Turning Medplum into a real-time transfer hub
A live picture of bed availability
To demonstrate real-time operational visibility, Vinta built a Medplum-based dashboard that represented bed status information using HL7 ADT messages.
Although the project used SimHospital test feeds rather than live hospital data, this approach reflected industry best practices for protecting patient privacy while still validating the architecture.
The system processed HL7 ADT messages exactly as a production deployment would (which, in a full implementation, would also create or update the patient’s FHIR Encounter):
- the Medplum Agent securely received and forwarded inbound HL7 ADT events from external systems
- each message updated a FHIR Location.operationalStatus, and
- WebSockets pushed changes instantly to the user interface.
This allowed the MVP to accurately demonstrate how real-time bed status would function in a secure, privacy-preserving setup.

Streamlined intake for incoming transfers
To support regional hospitals transferring patients into the network, the team implemented a customizable Patient Intake form that handled:
- demographics,
- vitals,
- complaint-specific fields (e.g., stroke, STEMI, sepsis),
- essential labs and imaging, and
- structured data mapped to Medplum resources.

This enabled coordinated, consistent intake without lengthy back-and-forth communication.
Flexible logic that mirrors hospital hierarchy
The app was built with flexibility in mind (from specialty-specific questionnaires to configurable facility hierarchies), reflecting the varied ways hospitals organize transfer workflows.
Instead of enforcing a rigid process, the MVP showed how Medplum’s platform can support clinical teams with different operational realities.
What we learned building for care teams
Building the Transfer Center reinforced several lessons that continue to shape our work in healthcare:
1. Stakeholder diversity requires the right shape of collaboration
Clinicians, coordinators, and administrative staff each surface different aspects of the workflow. By collecting feedback through structured intermediary channels and async review, the team ensured these perspectives contributed to a more realistic, usable product.
2. Clarity grows through iteration
Seeing early versions of the dashboard helped hospital staff articulate nuances that aren’t obvious in written requirements. Each demo refined the mental model of how patient flow should be represented.

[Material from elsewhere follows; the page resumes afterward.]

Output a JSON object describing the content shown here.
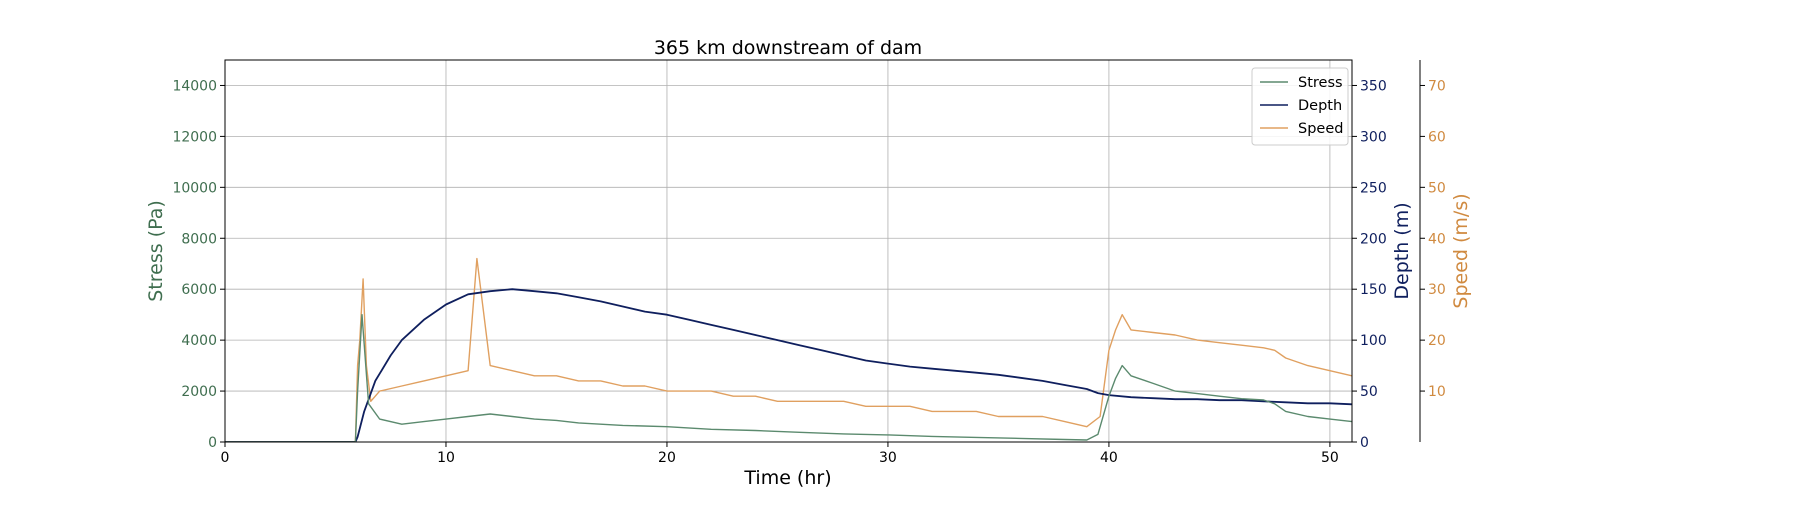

3. Industry-specific patterns matter
The project deepened our familiarity with interaction patterns unique to clinical environments, such as heavy reliance on tab-based form navigation and the value of concise, low-friction data entry.
Even small details like these have a large impact on adoption and usability for care teams.
4. HL7 experience adds long-term value
Although the project didn’t run on live production data, working directly with HL7 ADT messages enriched our interoperability toolkit. This practical exposure strengthens our ability to support future EHR modernization and integration projects.
Shaping the foundation for operational visibility
The Transfer Center MVP successfully demonstrated how Medplum can power:
- real-time operational dashboards,
- bed-status synchronization across multiple facilities through HL7 ADT,
- structured, adaptive patient intake workflows, and
- clear visualizations of patient movement at the hospital-network level.
The project also provided both teams with a deeper understanding of how clinical staff interact with patient-flow tools, insights that continue to inform Vinta’s work in healthcare interoperability and hospital operations.